If it is just business to want an all or nothing opening, then what is a sleeper? Is it a bad business philosophy to be satisfied with good word of mouth and accumulative box office rather than a big opening and a slow or fast burn out?
 
You said it was "business" (presumably) to my comment that they want the biggest opening on the first weekend and not really caring that much afterwards. For some reason, it must get its biggest return on the opening weekend or it is deemed a failure. So I was wondering, if it is business, why did it not matter for films that were "sleepers?" The term refers to films that did not have a big opening but had good word of mouth and continued to draw in crowds weeks or months later. They often bypassed media attention and had modest marketing. Even Star Wars may have been a sleeper hit.
In that case it did not open in a zillion theaters at first--it opened in some and then due to demand they showed it in more.

If it is just business to want an all or nothing opening, then what is a sleeper?

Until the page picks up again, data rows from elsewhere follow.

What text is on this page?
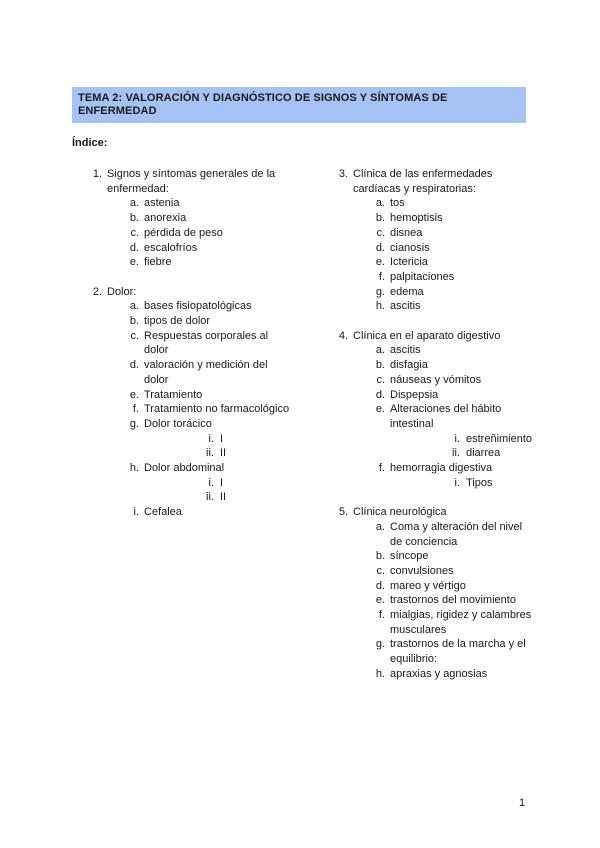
TEMA 2: VALORACIÓN Y DIAGNÓSTICO DE SIGNOS Y SÍNTOMAS DE ENFERMEDAD
Índice:
1. Signos y síntomas generales de la enfermedad:
a. astenia
b. anorexia
c. pérdida de peso
d. escalofríos
e. fiebre
2. Dolor:
a. bases fisiopatológicas
b. tipos de dolor
c. Respuestas corporales al dolor
d. valoración y medición del dolor
e. Tratamiento
f. Tratamiento no farmacológico
g. Dolor torácico
i. I
ii. II
h. Dolor abdominal
i. I
ii. II
i. Cefalea
3. Clínica de las enfermedades cardíacas y respiratorias:
a. tos
b. hemoptisis
c. disnea
d. cianosis
e. Ictericia
f. palpitaciones
g. edema
h. ascitis
4. Clínica en el aparato digestivo
a. ascitis
b. disfagia
c. náuseas y vómitos
d. Dispepsia
e. Alteraciones del hábito intestinal
i. estreñimiento
ii. diarrea
f. hemorragia digestiva
i. Tipos
5. Clínica neurológica
a. Coma y alteración del nivel de conciencia
b. síncope
c. convulsiones
d. mareo y vértigo
e. trastornos del movimiento
f. mialgias, rigidez y calambres musculares
g. trastornos de la marcha y el equilibrio:
h. apraxias y agnosias
1
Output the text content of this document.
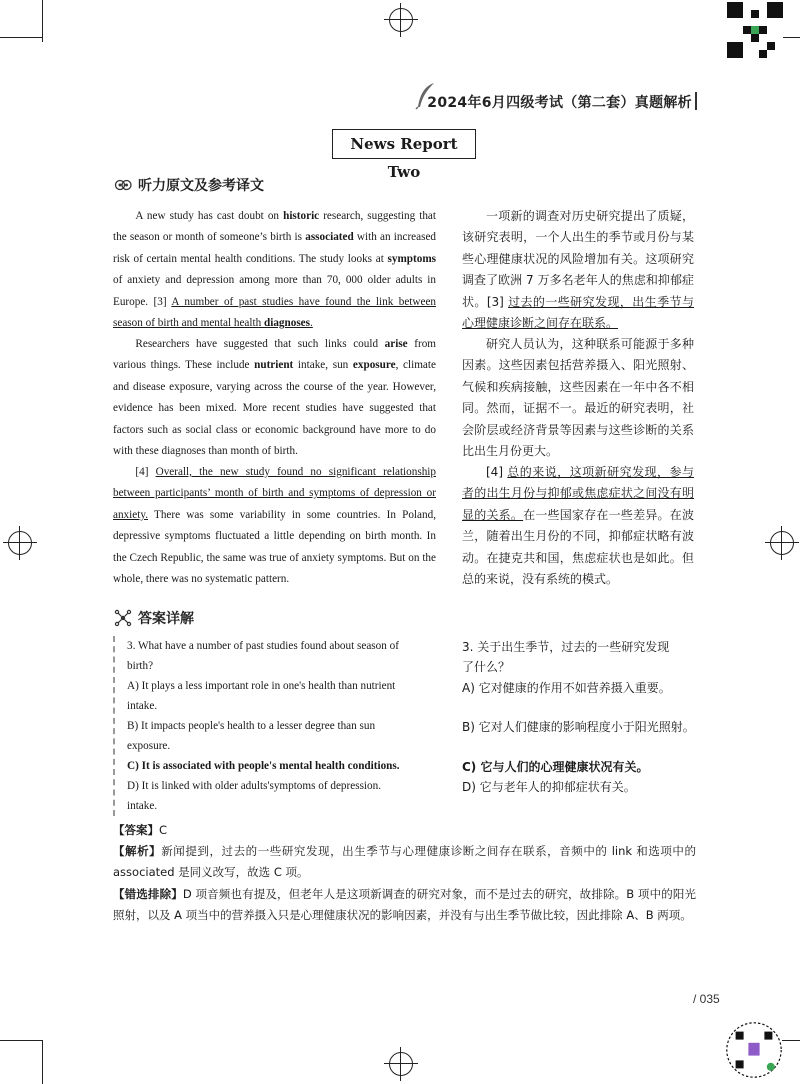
2024年6月四级考试（第二套）真题解析
News Report Two
听力原文及参考译文
A new study has cast doubt on historic research, suggesting that the season or month of someone’s birth is associated with an increased risk of certain mental health conditions. The study looks at symptoms of anxiety and depression among more than 70, 000 older adults in Europe. [3] A number of past studies have found the link between season of birth and mental health diagnoses.
Researchers have suggested that such links could arise from various things. These include nutrient intake, sun exposure, climate and disease exposure, varying across the course of the year. However, evidence has been mixed. More recent studies have suggested that factors such as social class or economic background have more to do with these diagnoses than month of birth.
[4] Overall, the new study found no significant relationship between participants’ month of birth and symptoms of depression or anxiety. There was some variability in some countries. In Poland, depressive symptoms fluctuated a little depending on birth month. In the Czech Republic, the same was true of anxiety symptoms. But on the whole, there was no systematic pattern.
一项新的调查对历史研究提出了质疑，该研究表明，一个人出生的季节或月份与某些心理健康状况的风险增加有关。这项研究调查了欧洲 7 万多名老年人的焦虑和抑郁症状。[3] 过去的一些研究发现，出生季节与心理健康诊断之间存在联系。
研究人员认为，这种联系可能源于多种因素。这些因素包括营养摄入、阳光照射、气候和疾病接触，这些因素在一年中各不相同。然而，证据不一。最近的研究表明，社会阶层或经济背景等因素与这些诊断的关系比出生月份更大。
[4] 总的来说，这项新研究发现，参与者的出生月份与抑郁或焦虑症状之间没有明显的关系。在一些国家存在一些差异。在波兰，随着出生月份的不同，抑郁症状略有波动。在捷克共和国，焦虑症状也是如此。但总的来说，没有系统的模式。
答案详解
3. What have a number of past studies found about season of
birth?
A) It plays a less important role in one's health than nutrient
intake.
B) It impacts people's health to a lesser degree than sun
exposure.
C) It is associated with people's mental health conditions.
D) It is linked with older adults'symptoms of depression.
intake.
3. 关于出生季节，过去的一些研究发现
了什么？
A) 它对健康的作用不如营养摄入重要。
B) 它对人们健康的影响程度小于阳光照射。
C) 它与人们的心理健康状况有关。
D) 它与老年人的抑郁症状有关。
【答案】C
【解析】新闻提到，过去的一些研究发现，出生季节与心理健康诊断之间存在联系，音频中的 link 和选项中的 associated 是同义改写，故选 C 项。
【错选排除】D 项音频也有提及，但老年人是这项新调查的研究对象，而不是过去的研究，故排除。B 项中的阳光照射，以及 A 项当中的营养摄入只是心理健康状况的影响因素，并没有与出生季节做比较，因此排除 A、B 两项。
/ 035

Is it a bad business philosophy to be satisfied with good word of mouth and accumulative box office rather than a big opening and a slow or fast burn out?

That's Neoliberalist Western Capitalism for you. Slash, burn, take the money, and run.

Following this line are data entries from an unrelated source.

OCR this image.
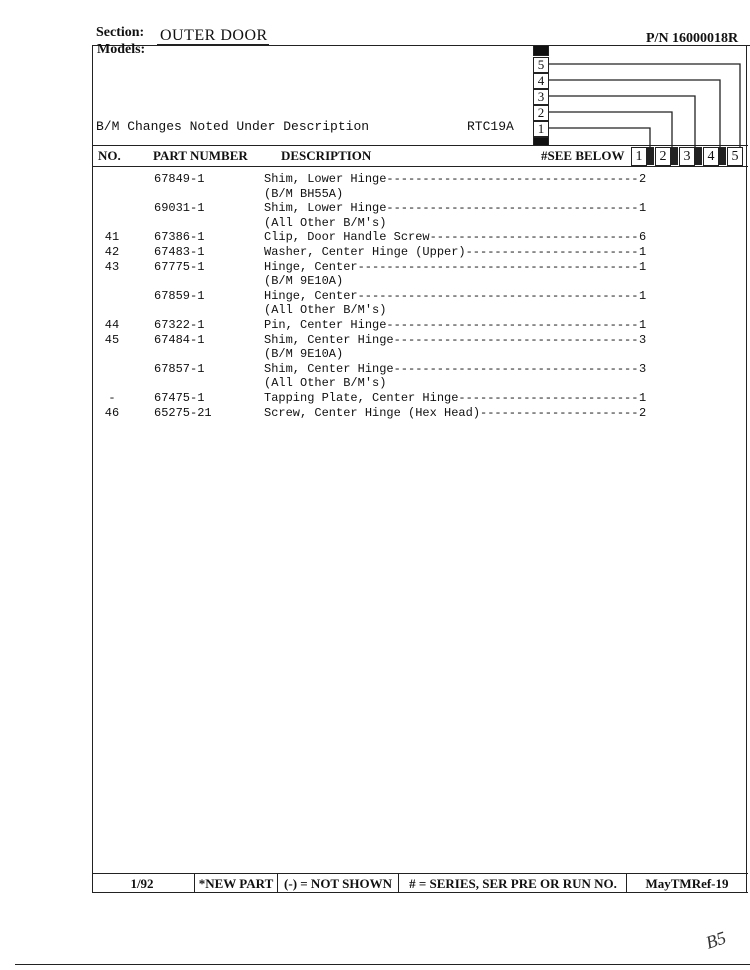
Section: OUTER DOOR	P/N 16000018R
Models:
B/M Changes Noted Under Description	RTC19A
5
4
3
2
1
NO. PART NUMBER	DESCRIPTION	#SEE BELOW 1	2	3	4	5
67849-1	Shim, Lower Hinge ----------------------------------- 2
(B/M BH55A)
69031-1	Shim, Lower Hinge ----------------------------------- 1
(All Other B/M's)
41	67386-1	Clip, Door Handle Screw ----------------------------- 6
42	67483-1	Washer, Center Hinge (Upper) ------------------------ 1
43	67775-1	Hinge, Center --------------------------------------- 1
(B/M 9E10A)
67859-1	Hinge, Center --------------------------------------- 1
(All Other B/M's)
44	67322-1	Pin, Center Hinge ----------------------------------- 1
45	67484-1	Shim, Center Hinge ---------------------------------- 3
(B/M 9E10A)
67857-1	Shim, Center Hinge ---------------------------------- 3
(All Other B/M's)
-	67475-1	Tapping Plate, Center Hinge ------------------------- 1
46	65275-21	Screw, Center Hinge (Hex Head) ---------------------- 2
1/92	*NEW PART (-) = NOT SHOWN	# = SERIES, SER PRE OR RUN NO.	MayTMRef-19
B5
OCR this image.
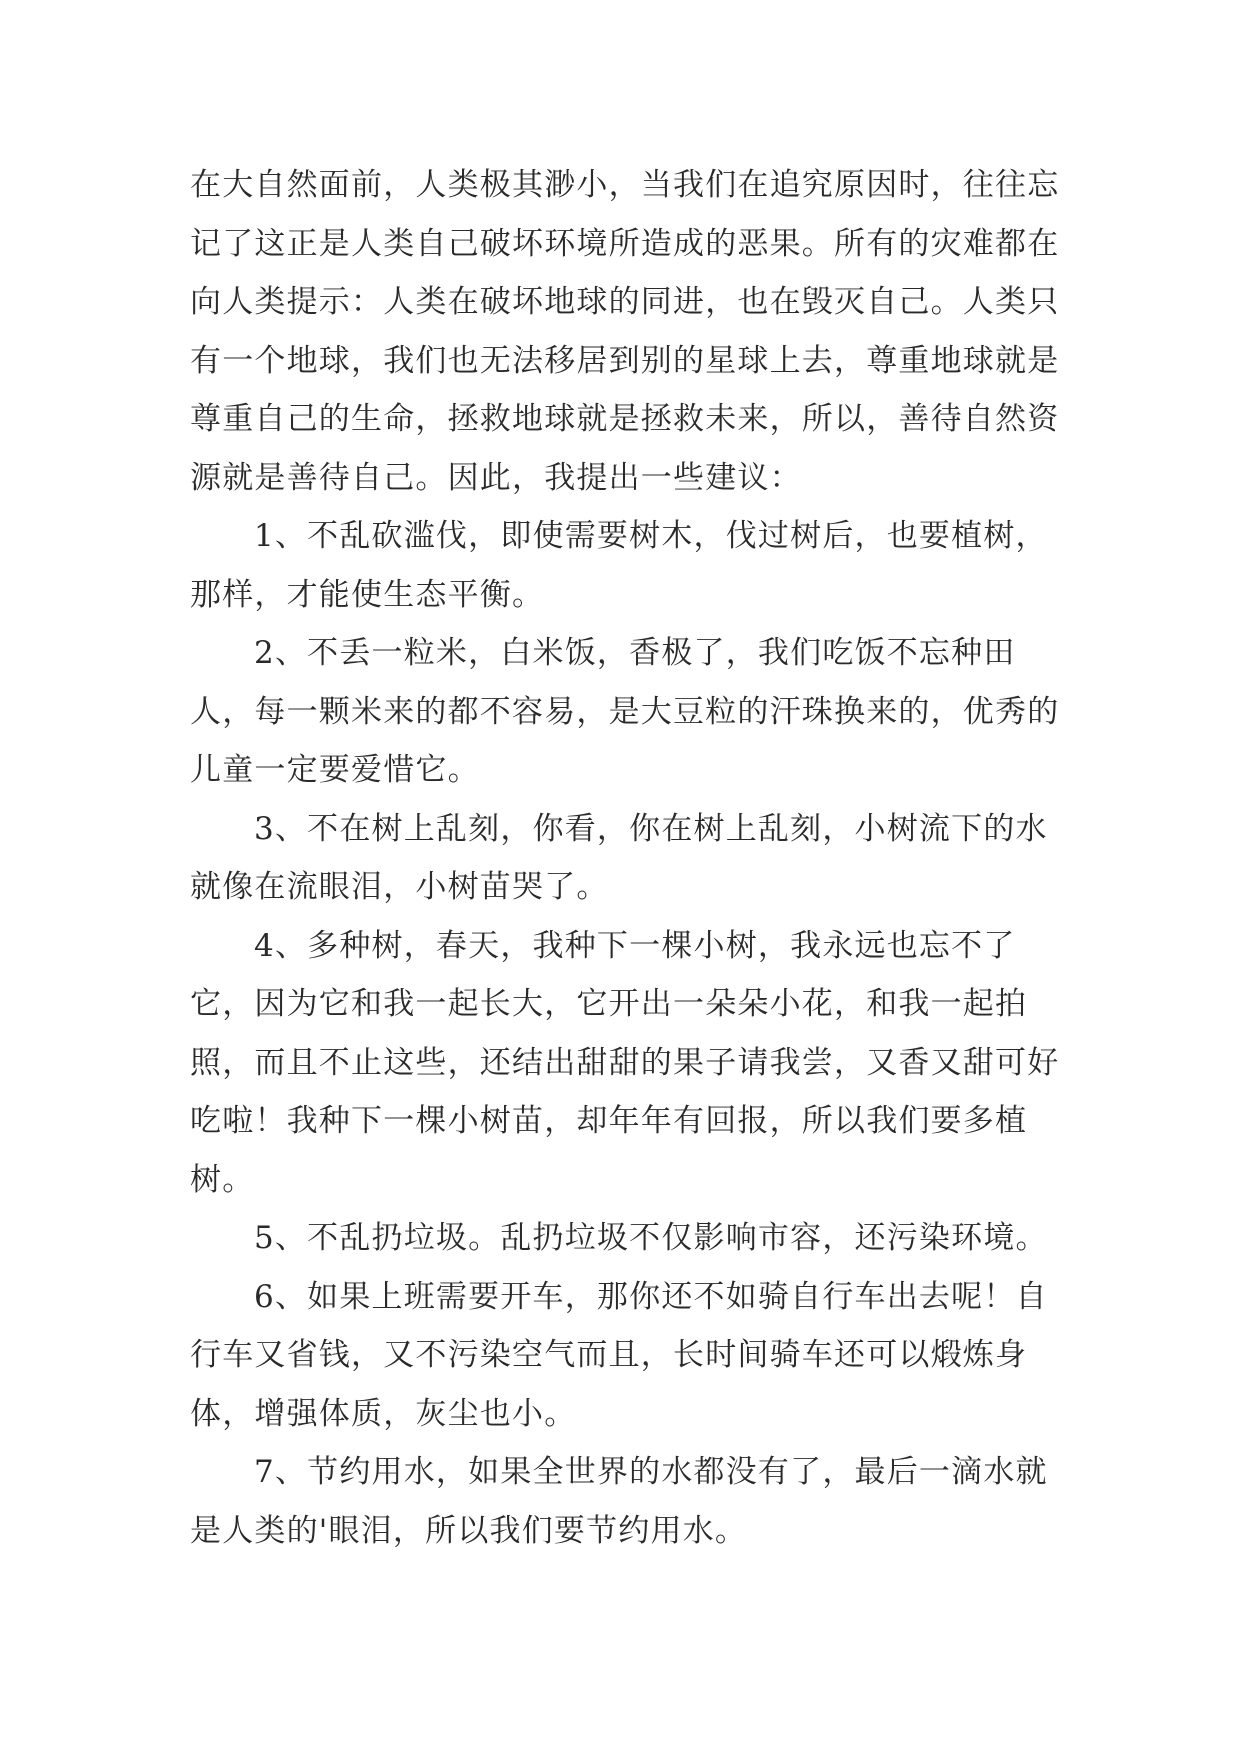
在大自然面前，人类极其渺小，当我们在追究原因时，往往忘记了这正是人类自己破坏环境所造成的恶果。所有的灾难都在向人类提示：人类在破坏地球的同进，也在毁灭自己。人类只有一个地球，我们也无法移居到别的星球上去，尊重地球就是尊重自己的生命，拯救地球就是拯救未来，所以，善待自然资源就是善待自己。因此，我提出一些建议：

1、不乱砍滥伐，即使需要树木，伐过树后，也要植树，那样，才能使生态平衡。

2、不丢一粒米，白米饭，香极了，我们吃饭不忘种田人，每一颗米来的都不容易，是大豆粒的汗珠换来的，优秀的儿童一定要爱惜它。

3、不在树上乱刻，你看，你在树上乱刻，小树流下的水就像在流眼泪，小树苗哭了。

4、多种树，春天，我种下一棵小树，我永远也忘不了它，因为它和我一起长大，它开出一朵朵小花，和我一起拍照，而且不止这些，还结出甜甜的果子请我尝，又香又甜可好吃啦！我种下一棵小树苗，却年年有回报，所以我们要多植树。

5、不乱扔垃圾。乱扔垃圾不仅影响市容，还污染环境。

6、如果上班需要开车，那你还不如骑自行车出去呢！自行车又省钱，又不污染空气而且，长时间骑车还可以煅炼身体，增强体质，灰尘也小。

7、节约用水，如果全世界的水都没有了，最后一滴水就是人类的'眼泪，所以我们要节约用水。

And how long ago was Robocop? it was released 36 years ago. The entertainment market has changed a lot in nearly four decades. Just as it had in the previous four.

Changing demographics, instant mobile phone pirating, streaming. The fact that I could torrent a copy of the Barbie Movie within a couple of days of its opening... That didn't happen back in the 1980s. sometimes it took months for pirated VHS tapes to appear on the market - and even then you eould have to know where to go Which end of the dodgy backstret market you would find the stall selling 'genuine knock offs'.

It's a different world.

No point wallowing in nostalgia.
 
It's not nostalgia it is history.
You don't think film history matters?
Really?
Do you feel that way about literature too?

Of course film history matters but you bemoan modern business models when compared to old ones. If there is one thing we learn from history is that society and technology changes. People are still the same greedy, self-interested short-termist, arseholes they always have been (for the most part) but the melieu in which they operate is never the same. Stuff that worked 40 years ago don't work no more.

I love film. I think the feature film is one of those pefect art forms. Even shitty ones are to be treasured. I am aware though that it is a dying art form. Its time is up. It's not going to vanish overnight; people will still make them, I mean, people are still writing and producing ballets and grand operas long past the time when there is any viable economic justification for them - but as an important driver and unifier of popular culture the movie's days are, sadly, numbered.

Hollywood is, to paraphrase the great Morty Feinman. "Just milking the cow till it is dry, then it will make hamburgers and wallets."

Like it has always done.
 
Of course film history matters but you bemoan modern business models when compared to old ones. If there is one thing we learn from history is that society and technology changes. People are still the same greedy, self-interested short-termist, arseholes they always have been (for the most part) but the melieu in which they operate is never the same. Stuff that worked 40 years ago don't work no more.

I love film. I think the feature film is one of those pefect art forms. Even shitty ones are to be treasured. I am aware though that it is a dying art form. Its time is up. It's not going to vanish overnight; people will still make them, I mean, people are still writing and producing ballets and grand operas long past the time when there is any viable economic justification for them - but as an important driver and unifier of popular culture the movie's days are, sadly, numbered.

Hollywood is, to paraphrase the great Morty Feinman. "Just milking the cow till it is dry, then it will make hamburgers and wallets."

Like it has always done.

I can think of of lots of examples of this.